GG: I'll try to remember that and check him out. I do admire that approach with people, whether musicians, photographers, painters, even plumbers and carpenters, writers, whatever. What you put into your work is important.

JB: Yeah I've been an advocate for prog since I was 13 and talked about Thick As A Brick in High School, and of course people couldn't comprehend how a song could last longer than five minutes. But I was always trying to expand my friends' tastes. As a matter of fact, in tenth grade, my music professor had us bring in something to share and, you know, people brought in rap music and generic, bland pop music, and I brought in "Knots."

GG: Yeah [laughs].

JB: And you know, no one my age understood it, but the professor did and he kind of nodded to me. He got what I was trying to do, to show my peers to look outside what MTV plays us.
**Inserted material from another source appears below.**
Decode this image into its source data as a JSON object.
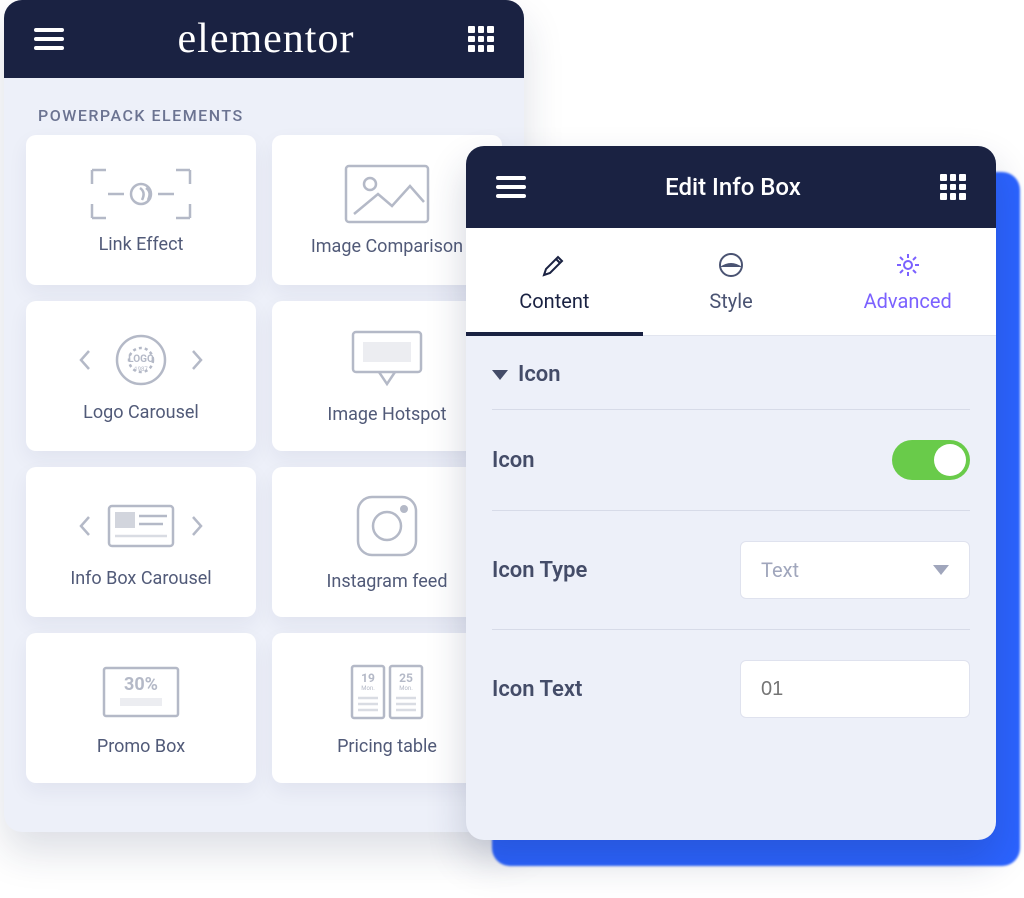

GG: Well thanks for that, Jordan, that's great [laughs]. I hate being told what to do and what to like and what to buy. I don't mind being shown a suggestion but I hate being told that I should like something.

JB: When you're done this tour, what's next? A new project?

GG: Yeah, good question. Malcolm and I have been talking about that. We're trying to fit something in with people's schedules, you know. Our singer, Mick Wilson, is with 10cc, and all the guys are musicians who are always out with other things. We might have to figure out some alternatives to continue this. Ideally, we'd like to play enough throughout the year to make it our main thing but that's just not practical at this point, so we might have to think about a revolving crew, a cast of musicians, where people would be available to do stuff. It seems to be a kind of magic with the band and we do get on pretty well and you don't want to mess with the recipe once you've got it. It's hard to find it initially.

JB: The true beauty of music is when a bunch of musicians can play and think with one mind, like the way Gentle Giant could switch time signatures and instruments together, at once. That's rare.

GG: Yeah you've got to learn to play with people. It's great being a great player on your own but ultimately, the effect of people playing together produces a whole new dimension. It's rare to get a group of people together who can do that, sort of second guess each other. It's a precious thing so you have to look after it if you find it.

JB: Exactly. I'm really looking forward to seeing you guys on the 21st.

GG: Oh, good. Come up and say hello.

JB: Ok, that sounds great. I can't wait.

GG: Yeah, we're really excited about it and I look forward to seeing what you write up about us.

JB: I'll be sure to send it to you. I'm honored to have had this opportunity to talk to you. Thank you again.

GG: Oh, thank you, Jordan. It's been good.